Quel est ce domaine du Graal? C'est d'une certaine manière ce qu'est
cette forêt dans laquelle
Siegfried
tua le dragon. C'est le monde astral élémentaire, dans lequel
on cherche la forteresse du Graal.
Klingsor
, l'ennemi de la fraternité du Graal, est une entité qui ressemble
aux puissances qui peuvent développer leur activité dans l'égoïsme
de l'homme, comme
Alberich
et Hagen
l'étaient aussi.
Amfortas
n'a tout d'abord pas suffisamment évolué pour être en
situation de vaincre
Klingsor.
De grandes reliques sacrées se trouvent dans la forteresse du Graal,
à la garde d'
Amfortas.
Klingsor
a arraché la sainte lance des mains d'
Amfortas
, lors d'un combat, du fait qu'
Amfortas
a succombé à la séductrice
Kundry ,
une entité mauvaise, dont les effets peuvent devenir pervers sur l'âme;
Elle agit aussi dans l'égoïsme de l'être humain. On peut
l'appeler Vénus ou Paradis, car Lucifer et Ahriman sont intimement
unis au point de se confondre dans sa nature. Richard Wagner nous décrit
ce personnage de
Kundry comme
servant les Chevaliers du Graal dans sa conscience diurne, mais sous la coupe
de Klingsor
par l'impureté de son Je, dans sa conscience nocturne, lorsque son
Je n'est pas libre et que sans le vouloir, elle est vouée à
Klingsor
pendant la nuit. Elle paraît donc comme une âme hésitant
entre le bien et le mal, qui n'est plus maître sur le mal.
Amfortas
voulait vaincre le sorcier, le magicien noir, avec les forces divines de
la lance, mais il tomba sous le pouvoir de
Kundry .
Il n'était donc pas mûr, il n'était pas parvenu à
la catharsis supérieure du Je. Il ne pouvait pas encore surmonter
l'égoïsme qui a son siège dans la convoitise. La pureté
du Je lui faisait défaut. Un autre devait venir: "Par compassion
sachant, le candide fol".
(4) Celui-ci
devait apporter toute la vigueur et la maturité du Je.
Parsifal
avait tué un cygne. Il y a beaucoup de choses à dire sur cette
mort du cygne. Le Je personnel a donc effectivement tué l'élément
spirituel, représenté par le cygne, par son égoïsme.
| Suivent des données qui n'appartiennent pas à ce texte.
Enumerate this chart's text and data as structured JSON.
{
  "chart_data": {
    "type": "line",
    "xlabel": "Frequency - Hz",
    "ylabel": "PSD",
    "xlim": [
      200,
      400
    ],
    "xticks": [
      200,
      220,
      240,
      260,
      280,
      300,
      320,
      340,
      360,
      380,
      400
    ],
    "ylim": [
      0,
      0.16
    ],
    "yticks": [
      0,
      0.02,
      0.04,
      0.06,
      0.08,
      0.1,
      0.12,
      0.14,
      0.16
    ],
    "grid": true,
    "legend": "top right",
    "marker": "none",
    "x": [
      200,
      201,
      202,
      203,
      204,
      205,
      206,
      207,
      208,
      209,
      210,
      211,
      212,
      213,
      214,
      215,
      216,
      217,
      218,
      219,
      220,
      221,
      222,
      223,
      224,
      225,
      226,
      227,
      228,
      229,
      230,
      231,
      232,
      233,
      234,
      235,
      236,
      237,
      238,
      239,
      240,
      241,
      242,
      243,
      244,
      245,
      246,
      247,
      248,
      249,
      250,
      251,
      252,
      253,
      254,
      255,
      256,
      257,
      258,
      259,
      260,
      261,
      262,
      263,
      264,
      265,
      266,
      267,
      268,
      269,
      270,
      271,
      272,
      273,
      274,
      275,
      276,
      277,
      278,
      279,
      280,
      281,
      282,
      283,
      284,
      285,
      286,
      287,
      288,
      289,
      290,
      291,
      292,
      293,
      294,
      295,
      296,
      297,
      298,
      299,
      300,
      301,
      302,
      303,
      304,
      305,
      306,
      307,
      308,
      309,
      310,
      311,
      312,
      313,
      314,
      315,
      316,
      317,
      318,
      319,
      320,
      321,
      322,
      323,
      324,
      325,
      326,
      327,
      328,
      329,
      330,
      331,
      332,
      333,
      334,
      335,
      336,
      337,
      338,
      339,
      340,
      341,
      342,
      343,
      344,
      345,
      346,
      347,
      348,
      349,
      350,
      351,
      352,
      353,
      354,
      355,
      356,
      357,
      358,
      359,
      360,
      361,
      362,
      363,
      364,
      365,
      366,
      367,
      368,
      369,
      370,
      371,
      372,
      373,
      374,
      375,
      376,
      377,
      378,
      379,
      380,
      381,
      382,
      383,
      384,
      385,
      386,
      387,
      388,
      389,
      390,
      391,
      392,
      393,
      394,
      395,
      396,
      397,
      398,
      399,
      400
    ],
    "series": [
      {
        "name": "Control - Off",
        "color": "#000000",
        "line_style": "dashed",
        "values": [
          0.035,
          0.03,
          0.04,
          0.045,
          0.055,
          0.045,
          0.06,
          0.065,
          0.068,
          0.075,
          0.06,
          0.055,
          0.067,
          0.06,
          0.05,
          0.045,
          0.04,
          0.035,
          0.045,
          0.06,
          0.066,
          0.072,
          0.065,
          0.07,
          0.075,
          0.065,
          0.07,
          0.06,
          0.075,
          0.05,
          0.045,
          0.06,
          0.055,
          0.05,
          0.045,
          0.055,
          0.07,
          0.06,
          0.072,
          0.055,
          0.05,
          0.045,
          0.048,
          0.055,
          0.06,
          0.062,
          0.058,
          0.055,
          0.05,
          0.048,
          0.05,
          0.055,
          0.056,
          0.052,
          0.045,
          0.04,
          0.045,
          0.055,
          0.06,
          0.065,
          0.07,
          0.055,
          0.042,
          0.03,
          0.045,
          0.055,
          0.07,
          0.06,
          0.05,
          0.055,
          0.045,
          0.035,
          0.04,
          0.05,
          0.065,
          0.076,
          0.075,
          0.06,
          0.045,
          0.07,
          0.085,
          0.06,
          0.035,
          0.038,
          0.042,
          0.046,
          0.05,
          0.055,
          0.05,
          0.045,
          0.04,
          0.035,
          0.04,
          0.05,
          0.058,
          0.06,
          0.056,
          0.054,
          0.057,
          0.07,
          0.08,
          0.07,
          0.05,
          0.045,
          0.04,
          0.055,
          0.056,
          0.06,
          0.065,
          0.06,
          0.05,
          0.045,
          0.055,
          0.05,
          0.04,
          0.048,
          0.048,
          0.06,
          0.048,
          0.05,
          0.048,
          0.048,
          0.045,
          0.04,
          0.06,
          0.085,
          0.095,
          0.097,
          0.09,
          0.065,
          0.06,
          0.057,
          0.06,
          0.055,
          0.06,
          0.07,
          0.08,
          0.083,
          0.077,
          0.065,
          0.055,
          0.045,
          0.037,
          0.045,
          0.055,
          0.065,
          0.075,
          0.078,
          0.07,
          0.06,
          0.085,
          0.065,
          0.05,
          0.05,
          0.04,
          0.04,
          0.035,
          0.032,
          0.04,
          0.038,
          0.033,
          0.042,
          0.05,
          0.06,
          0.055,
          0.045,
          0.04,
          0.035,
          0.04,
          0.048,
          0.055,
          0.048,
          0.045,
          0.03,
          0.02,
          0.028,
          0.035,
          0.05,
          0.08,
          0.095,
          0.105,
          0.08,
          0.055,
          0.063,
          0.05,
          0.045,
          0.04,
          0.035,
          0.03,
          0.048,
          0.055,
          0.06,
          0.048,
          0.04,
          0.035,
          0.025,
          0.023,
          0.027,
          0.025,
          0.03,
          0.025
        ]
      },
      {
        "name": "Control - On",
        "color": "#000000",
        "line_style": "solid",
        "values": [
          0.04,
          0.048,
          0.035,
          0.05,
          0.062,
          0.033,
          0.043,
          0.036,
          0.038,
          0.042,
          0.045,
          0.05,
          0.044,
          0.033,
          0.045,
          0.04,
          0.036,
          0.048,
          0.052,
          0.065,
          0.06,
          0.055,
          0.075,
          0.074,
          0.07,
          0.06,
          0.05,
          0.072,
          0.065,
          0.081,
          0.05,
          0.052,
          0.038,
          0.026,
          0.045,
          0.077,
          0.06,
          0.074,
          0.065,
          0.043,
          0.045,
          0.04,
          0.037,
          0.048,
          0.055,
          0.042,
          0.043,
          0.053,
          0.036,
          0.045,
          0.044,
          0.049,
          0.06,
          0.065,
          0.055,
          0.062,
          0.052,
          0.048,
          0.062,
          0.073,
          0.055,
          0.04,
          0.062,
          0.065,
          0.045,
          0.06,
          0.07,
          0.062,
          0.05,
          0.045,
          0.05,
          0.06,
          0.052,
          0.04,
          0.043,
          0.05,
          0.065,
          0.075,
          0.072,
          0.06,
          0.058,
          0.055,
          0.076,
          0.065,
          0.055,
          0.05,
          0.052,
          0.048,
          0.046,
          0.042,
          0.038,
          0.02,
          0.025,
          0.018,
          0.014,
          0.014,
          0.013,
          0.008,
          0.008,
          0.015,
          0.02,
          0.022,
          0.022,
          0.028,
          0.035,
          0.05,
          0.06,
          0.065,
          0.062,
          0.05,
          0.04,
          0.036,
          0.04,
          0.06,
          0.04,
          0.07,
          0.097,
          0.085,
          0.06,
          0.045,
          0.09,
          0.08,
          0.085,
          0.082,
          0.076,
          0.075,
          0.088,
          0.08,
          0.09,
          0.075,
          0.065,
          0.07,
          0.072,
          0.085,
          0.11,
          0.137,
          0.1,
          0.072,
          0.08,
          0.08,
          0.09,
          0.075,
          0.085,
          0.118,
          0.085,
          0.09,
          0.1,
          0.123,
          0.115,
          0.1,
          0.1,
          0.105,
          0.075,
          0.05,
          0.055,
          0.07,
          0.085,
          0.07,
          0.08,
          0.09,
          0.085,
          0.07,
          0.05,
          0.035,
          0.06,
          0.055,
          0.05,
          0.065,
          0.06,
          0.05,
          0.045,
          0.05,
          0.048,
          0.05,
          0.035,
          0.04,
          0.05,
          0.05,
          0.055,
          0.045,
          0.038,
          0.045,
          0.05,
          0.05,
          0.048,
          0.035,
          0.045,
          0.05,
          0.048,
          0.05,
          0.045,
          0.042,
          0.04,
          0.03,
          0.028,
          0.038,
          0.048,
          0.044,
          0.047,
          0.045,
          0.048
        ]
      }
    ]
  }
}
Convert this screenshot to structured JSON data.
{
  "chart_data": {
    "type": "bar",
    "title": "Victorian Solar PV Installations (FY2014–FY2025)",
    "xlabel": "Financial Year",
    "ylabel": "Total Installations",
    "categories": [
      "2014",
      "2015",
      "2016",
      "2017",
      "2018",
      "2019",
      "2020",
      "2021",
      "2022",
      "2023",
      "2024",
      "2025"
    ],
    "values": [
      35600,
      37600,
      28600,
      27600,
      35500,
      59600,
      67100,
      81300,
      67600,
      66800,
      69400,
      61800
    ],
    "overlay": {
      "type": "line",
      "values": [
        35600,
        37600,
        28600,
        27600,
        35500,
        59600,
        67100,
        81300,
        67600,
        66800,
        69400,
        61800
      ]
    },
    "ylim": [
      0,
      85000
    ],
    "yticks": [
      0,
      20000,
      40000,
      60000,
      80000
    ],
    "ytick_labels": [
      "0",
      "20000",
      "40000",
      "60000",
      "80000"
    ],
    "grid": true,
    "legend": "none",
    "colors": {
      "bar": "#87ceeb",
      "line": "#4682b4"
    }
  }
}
Dans le regard du cygne mourant,
Parsifal
apprend ce que signifie tuer. Il apprend à ressentir de la compassion
et de l'amour à l'égard du monde animal, auquel l'être
humain est redevable. Il apprend ce que faire du mal veut dire. Il doit recevoir
une seconde leçon en répondant aux questions que
Gurnemanz
lui pose.
Parsifal
ne sait répondre à aucune. Pourtant à celle-ci: "Dis,
maintenant, tu ne sais rien de ce que je te demande: Conte alors ce que tu
sais. Car enfin, tu dois savoir quelque chose!", il répond: "J'ai
une mère;
Herzéloïde
est son nom; la forêt et la prairie sauvage furent notre demeure."
(5) En effet,
l'être humain n'accède pas au domaine du Graal sans cette mère.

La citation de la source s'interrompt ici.